Cela à plusieurs implications :

  1. nous retardons ainsi la disponibilité de la fonctionnalité que nous devions livrer, le retour sur investissement est donc lui aussi retardé.
  2. nous ajoutons de la complexité dans le code de la fonctionnalité que nous devions livrer, cela implique plus de tests et un entretien plus difficile.
  3. nous décalons la livraison de fonctionnalités qui sont plus prioritaires, nous impactons donc le plan de livraison. De plus ce dernier a pu être bâti en tenant en compte de travaux coordonnés entre plusieurs projets, nous retardons alors les livraisons de plusieurs autres projets.

Toutes ces implications induisent des coûts collatéraux!

Une fonctionnalité non utilisée s’appelle une dette!

Il nous arrive parfois d’avoir un regard objectif et critique sur les logiciels que nous développons et nous nous apercevons alors (grâce à l’instrumentation du code source notamment) que les fonctionnalités que nous pensions si utiles à nos utilisateurs ne sont que rarement utilisées. C’est à ce moment-là que nous prenons conscience du temps passé, livraison après livraison, à entretenir et exécuter des tests de régression (automatisés ou non) pour des fonctionnalités que (presque) personne n’utilise. Le temps n’est-il pas de l’argent?

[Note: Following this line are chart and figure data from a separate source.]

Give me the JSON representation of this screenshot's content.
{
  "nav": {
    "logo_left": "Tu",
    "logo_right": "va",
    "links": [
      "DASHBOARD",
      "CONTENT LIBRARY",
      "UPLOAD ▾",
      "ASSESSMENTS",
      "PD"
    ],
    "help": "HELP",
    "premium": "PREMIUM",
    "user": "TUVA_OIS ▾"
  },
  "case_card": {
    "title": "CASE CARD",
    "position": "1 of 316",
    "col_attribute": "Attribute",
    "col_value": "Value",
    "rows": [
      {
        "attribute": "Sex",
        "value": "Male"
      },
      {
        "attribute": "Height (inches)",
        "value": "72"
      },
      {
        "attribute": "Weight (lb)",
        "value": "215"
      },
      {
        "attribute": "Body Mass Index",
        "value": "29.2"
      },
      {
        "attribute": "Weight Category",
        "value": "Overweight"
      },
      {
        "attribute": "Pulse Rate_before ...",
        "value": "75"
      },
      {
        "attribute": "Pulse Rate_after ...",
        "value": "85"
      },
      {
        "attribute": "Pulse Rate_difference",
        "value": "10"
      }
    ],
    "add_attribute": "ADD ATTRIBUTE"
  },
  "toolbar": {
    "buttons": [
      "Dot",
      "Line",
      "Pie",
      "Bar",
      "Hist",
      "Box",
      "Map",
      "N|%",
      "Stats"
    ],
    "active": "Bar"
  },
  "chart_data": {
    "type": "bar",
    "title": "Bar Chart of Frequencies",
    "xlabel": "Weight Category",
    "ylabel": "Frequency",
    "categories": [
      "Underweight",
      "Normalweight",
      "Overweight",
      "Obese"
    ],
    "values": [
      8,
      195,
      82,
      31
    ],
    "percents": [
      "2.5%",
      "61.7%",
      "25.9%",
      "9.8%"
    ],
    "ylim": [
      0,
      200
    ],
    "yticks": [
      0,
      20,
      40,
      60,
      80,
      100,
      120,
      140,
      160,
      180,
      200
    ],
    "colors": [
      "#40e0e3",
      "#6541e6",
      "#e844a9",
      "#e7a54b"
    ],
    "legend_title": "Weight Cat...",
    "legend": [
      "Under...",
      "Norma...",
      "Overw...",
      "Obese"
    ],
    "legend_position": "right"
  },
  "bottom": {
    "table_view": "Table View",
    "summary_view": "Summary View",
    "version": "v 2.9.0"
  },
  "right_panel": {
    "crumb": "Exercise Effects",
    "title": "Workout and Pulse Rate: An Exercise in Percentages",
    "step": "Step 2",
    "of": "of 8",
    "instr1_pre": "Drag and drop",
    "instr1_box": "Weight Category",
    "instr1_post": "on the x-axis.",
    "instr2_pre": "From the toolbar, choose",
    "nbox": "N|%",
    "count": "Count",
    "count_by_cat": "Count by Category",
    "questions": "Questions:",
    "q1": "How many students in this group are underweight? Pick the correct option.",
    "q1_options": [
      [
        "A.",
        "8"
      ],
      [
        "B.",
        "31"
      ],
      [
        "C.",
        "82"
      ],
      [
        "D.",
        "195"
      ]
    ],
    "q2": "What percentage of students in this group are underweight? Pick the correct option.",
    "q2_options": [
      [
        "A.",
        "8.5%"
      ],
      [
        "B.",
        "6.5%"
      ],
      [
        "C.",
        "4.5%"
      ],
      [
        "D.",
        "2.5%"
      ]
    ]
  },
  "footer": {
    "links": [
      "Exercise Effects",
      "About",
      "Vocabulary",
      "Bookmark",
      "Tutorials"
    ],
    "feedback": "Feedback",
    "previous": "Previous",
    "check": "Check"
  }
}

Michael Feathers, dans son article intitulé « The Carrying-Cost of Code: Taking Lean Seriously », nous recommande d’effacer le code des fonctionnalités non utilisées afin de réduire la complexité (inutile) du code de nos applications. Nous bénéficierions ainsi d’un code source pour lequel les efforts d’entretien et d’évolution seront réduits, nous offrant, par conséquence, la possibilité de livrer plus vite.

Retarder ses livraisons à un coût celui d’arriver sur le marché après ses concurrents!